For your problem, start filling in what's known; here's an example using different (but similar in magnitude) numbers: "After 3.0 seconds, the rocket is at an altitude of 90 meters"

initial velocity = 0 m/s
final velocity = ?
average velocity = ?
displacement = 90 m
acceleration = ?
time = 3.0 seconds

Looking at these, the average velocity must be 90m/3.0s = 30 m/s
Fill it in...
initial velocity = 0 m/s
final velocity = ?
average velocity = 30m/s
displacement = 90 m
acceleration = ?
time = 3.0 seconds

Now, since you have an average velocity and initial velocity, you can find the final velocity, since (vi + vf)/2 = v.avg
Final velocity must be 60m/s. Fill it in.

initial velocity = 0 m/s
final velocity = 60m/s
average velocity = 30m/s
displacement = 90 m
acceleration = ?
time = 3.0 seconds

Now, since the rocket accelerated from 0m/s to 60m/s in 3.0 seconds, the velocity changed by 60 m/s in 3.0 seconds, or it changed at a rate of 20m/s per s. Fill it in, done. :)

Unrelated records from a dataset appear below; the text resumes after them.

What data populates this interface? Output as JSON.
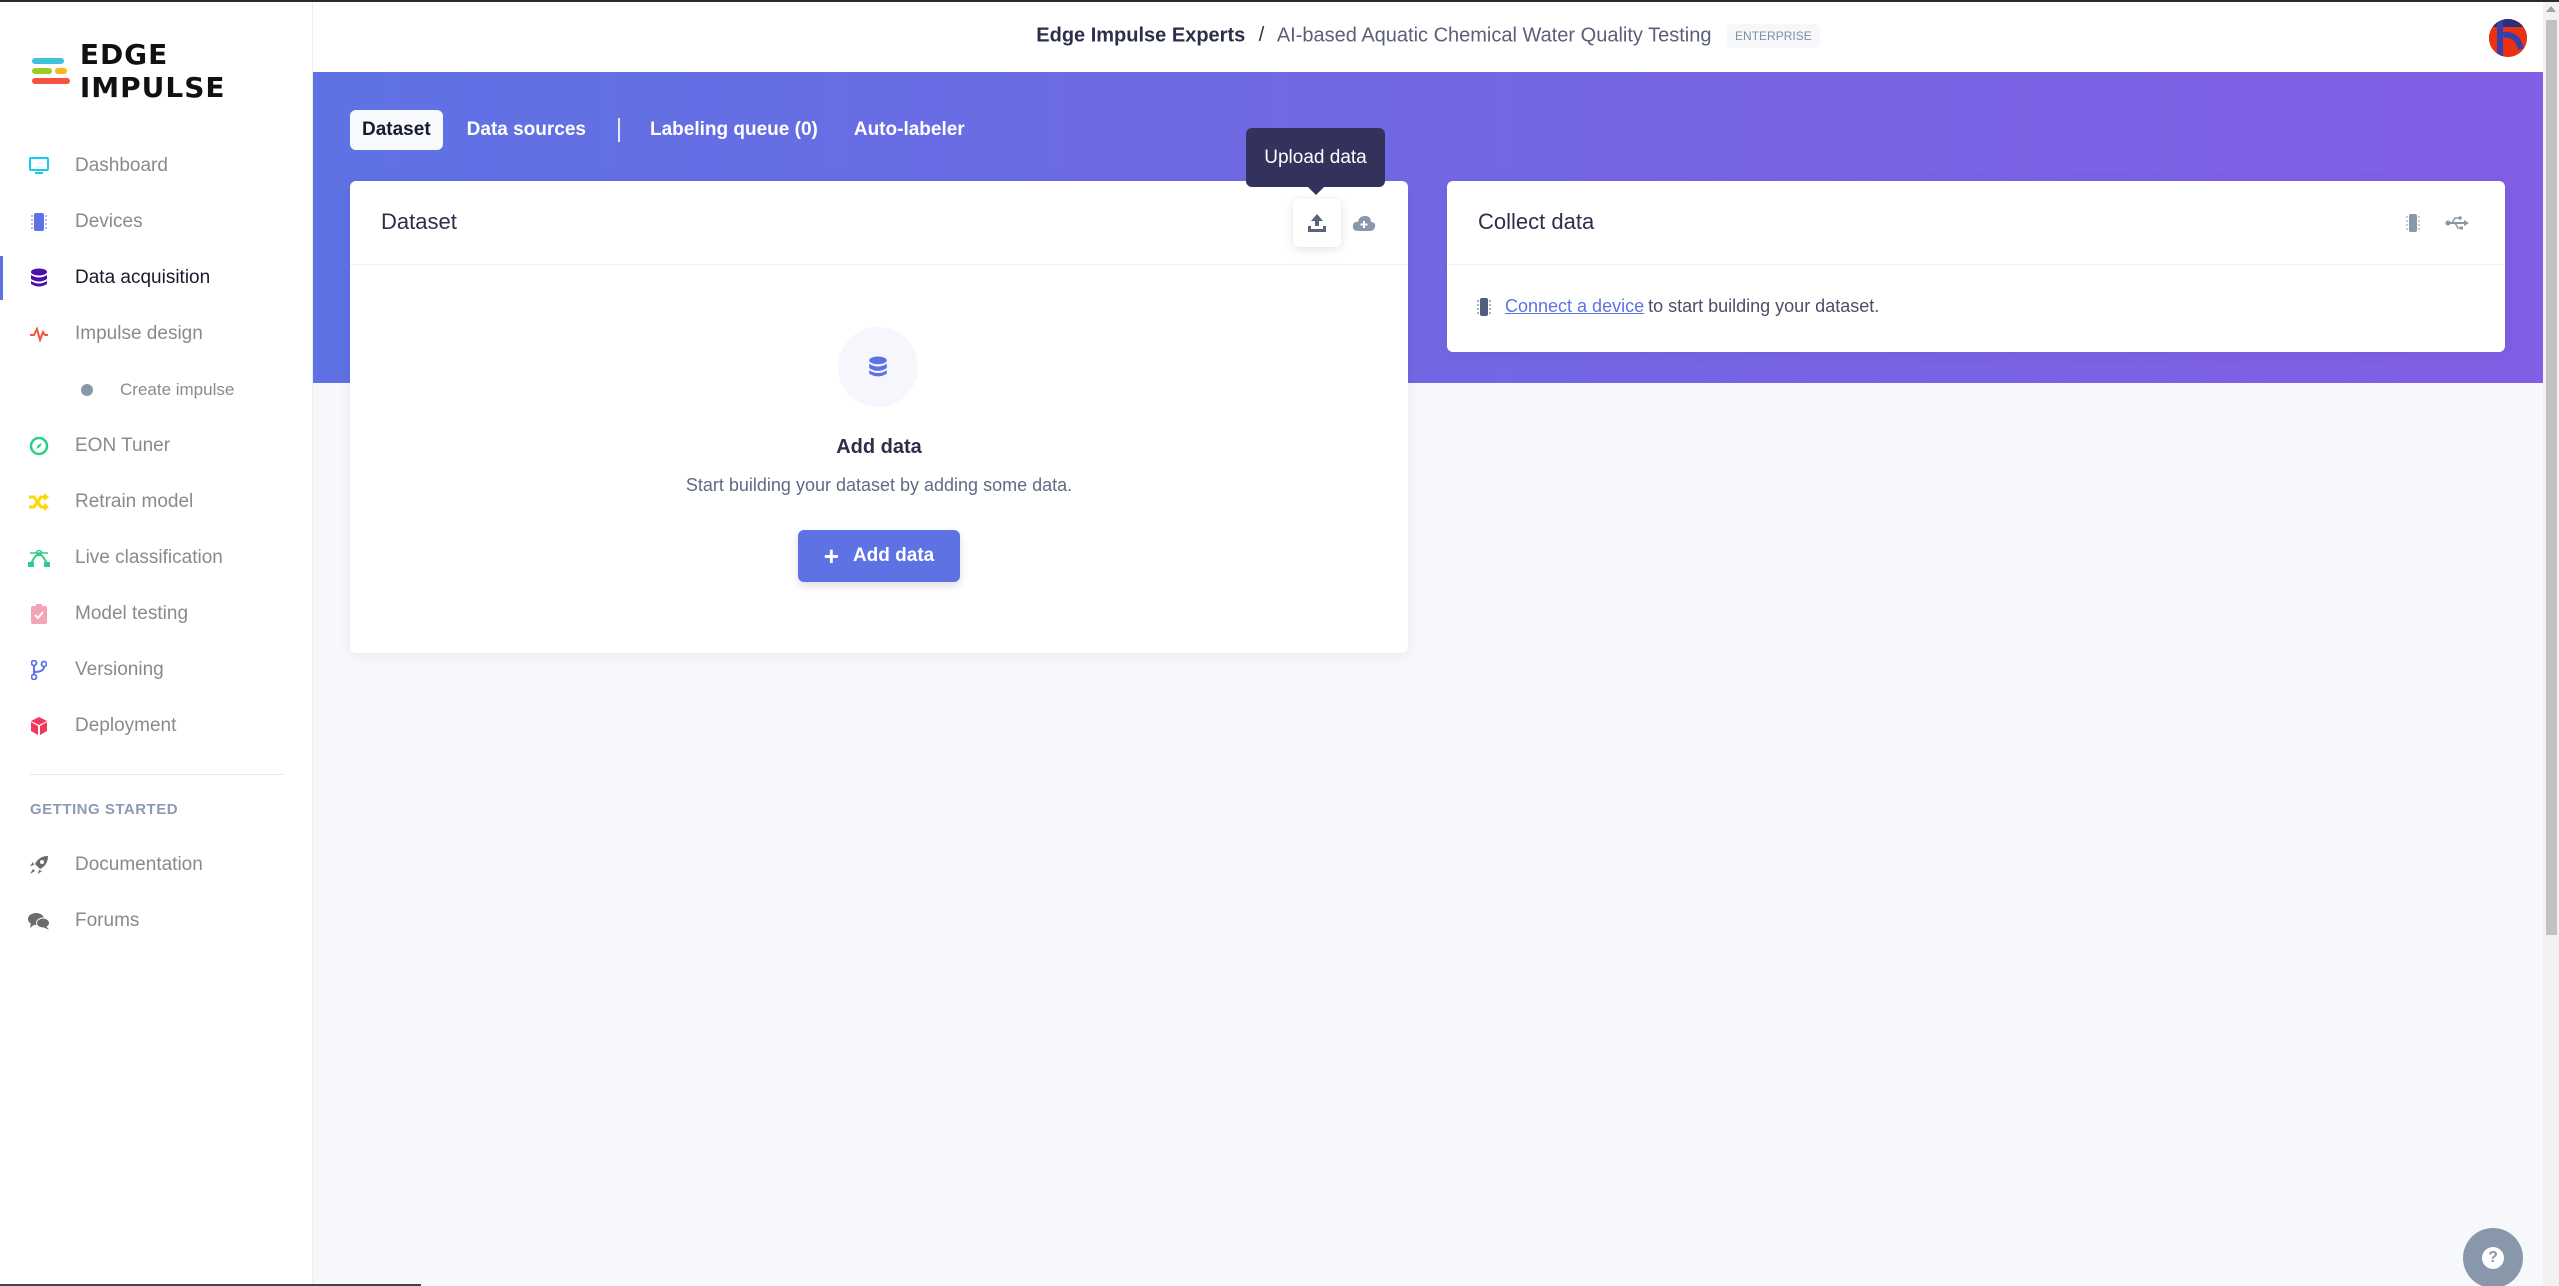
{
  "brand": {
    "name": "EDGE IMPULSE"
  },
  "sidebar": {
    "items": [
      {
        "label": "Dashboard",
        "icon": "monitor-icon",
        "color": "#11cdef"
      },
      {
        "label": "Devices",
        "icon": "chip-icon",
        "color": "#5e72e4"
      },
      {
        "label": "Data acquisition",
        "icon": "database-icon",
        "color": "#4c0fa8",
        "active": true
      },
      {
        "label": "Impulse design",
        "icon": "pulse-icon",
        "color": "#f5533d"
      },
      {
        "label": "Create impulse",
        "icon": "dot-icon",
        "color": "#8898aa",
        "sub": true
      },
      {
        "label": "EON Tuner",
        "icon": "compass-icon",
        "color": "#2dce89"
      },
      {
        "label": "Retrain model",
        "icon": "shuffle-icon",
        "color": "#ffd600"
      },
      {
        "label": "Live classification",
        "icon": "bezier-icon",
        "color": "#2dce89"
      },
      {
        "label": "Model testing",
        "icon": "clipboard-check-icon",
        "color": "#f3a4b5"
      },
      {
        "label": "Versioning",
        "icon": "branch-icon",
        "color": "#5e72e4"
      },
      {
        "label": "Deployment",
        "icon": "cube-icon",
        "color": "#f5365c"
      }
    ],
    "section_label": "GETTING STARTED",
    "footer_items": [
      {
        "label": "Documentation",
        "icon": "rocket-icon"
      },
      {
        "label": "Forums",
        "icon": "comments-icon"
      }
    ]
  },
  "header": {
    "organization": "Edge Impulse Experts",
    "separator": "/",
    "project": "AI-based Aquatic Chemical Water Quality Testing",
    "badge": "ENTERPRISE"
  },
  "tabs": [
    {
      "label": "Dataset",
      "active": true
    },
    {
      "label": "Data sources"
    },
    {
      "label": "Labeling queue (0)"
    },
    {
      "label": "Auto-labeler"
    }
  ],
  "dataset_card": {
    "title": "Dataset",
    "tooltip": "Upload data",
    "empty_title": "Add data",
    "empty_subtitle": "Start building your dataset by adding some data.",
    "add_button": "Add data"
  },
  "collect_card": {
    "title": "Collect data",
    "link": "Connect a device",
    "text": "to start building your dataset."
  },
  "help": {
    "label": "?"
  },
  "colors": {
    "accent": "#5e72e4",
    "band_start": "#5e72e4",
    "band_end": "#825ee4",
    "tooltip": "#32325d"
  }
}
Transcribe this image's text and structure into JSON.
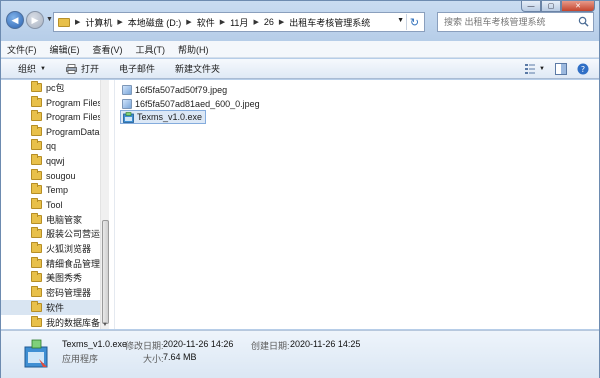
{
  "address": {
    "crumbs": [
      "计算机",
      "本地磁盘 (D:)",
      "软件",
      "11月",
      "26",
      "出租车考核管理系统"
    ]
  },
  "search": {
    "placeholder": "搜索 出租车考核管理系统"
  },
  "window_controls": {
    "minimize": "—",
    "maximize": "▢",
    "close": "✕"
  },
  "menu": {
    "items": [
      "文件(F)",
      "编辑(E)",
      "查看(V)",
      "工具(T)",
      "帮助(H)"
    ]
  },
  "toolbar": {
    "organize": "组织",
    "print": "打开",
    "email": "电子邮件",
    "new_folder": "新建文件夹"
  },
  "nav_tree": {
    "items": [
      {
        "label": "pc包"
      },
      {
        "label": "Program Files"
      },
      {
        "label": "Program Files"
      },
      {
        "label": "ProgramData"
      },
      {
        "label": "qq"
      },
      {
        "label": "qqwj"
      },
      {
        "label": "sougou"
      },
      {
        "label": "Temp"
      },
      {
        "label": "Tool"
      },
      {
        "label": "电脑管家"
      },
      {
        "label": "服装公司营运系统"
      },
      {
        "label": "火狐浏览器"
      },
      {
        "label": "精细食品管理V"
      },
      {
        "label": "美图秀秀"
      },
      {
        "label": "密码管理器"
      },
      {
        "label": "软件",
        "selected": true
      },
      {
        "label": "我的数据库备份"
      }
    ]
  },
  "files": [
    {
      "name": "16f5fa507ad50f79.jpeg",
      "type": "image"
    },
    {
      "name": "16f5fa507ad81aed_600_0.jpeg",
      "type": "image"
    },
    {
      "name": "Texms_v1.0.exe",
      "type": "exe",
      "selected": true
    }
  ],
  "details": {
    "name": "Texms_v1.0.exe",
    "type": "应用程序",
    "modified_label": "修改日期:",
    "modified_value": "2020-11-26 14:26",
    "size_label": "大小:",
    "size_value": "7.64 MB",
    "created_label": "创建日期:",
    "created_value": "2020-11-26 14:25"
  }
}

I recognize the usefulness of using x = x0 + vot + 1/2at^2, but until you understand what's going on, sometimes it might help you to learn the concepts by using the more basic equations. The only time the vvvdat table will fail you is if you need to use v^2=vo^2 + 2ad

7. Oct 5, 2006

### Staff: Mentor

Why do you think 80 m/s is the final velocity? Study drpizza's post and you'll see how to find the average and final velocity.

8. Oct 5, 2006

### XPX1

Wow, I got it correct! And thank you sooo much for the tip on using more basic equations like that, it is starting to make ALOT more sense!

9. Oct 5, 2006

### XPX1

One last question, it asks me to find the speed at this time. The speed equation Speed = Distance / Time, but isnt the distance 80m? I tried 80/2.6 = 30.769 but that did not work out, where am I going wrong?

10. Oct 5, 2006

### XPX1

****bump****

11. Oct 5, 2006

### Staff: Mentor

That equation tells you the average speed. You need the final speed. (Reread drpizza's post to see the difference.)

12. Oct 5, 2006

### Cerno

You might want to closely read the question again. See if that helps you at all.

13. Oct 5, 2006

### XPX1

Ah! So Velocity = speed, I guess you can tell by now how lost I am in physics. I got the answer correct, thank you.

14. Oct 5, 2006

### Mindscrape

Velocity does not equal speed. Velocity has direction, while speed does not. A ball thrown up in the air will return to your hand with the same speed, but the opposite velocity. Speed is a velocity's magninude.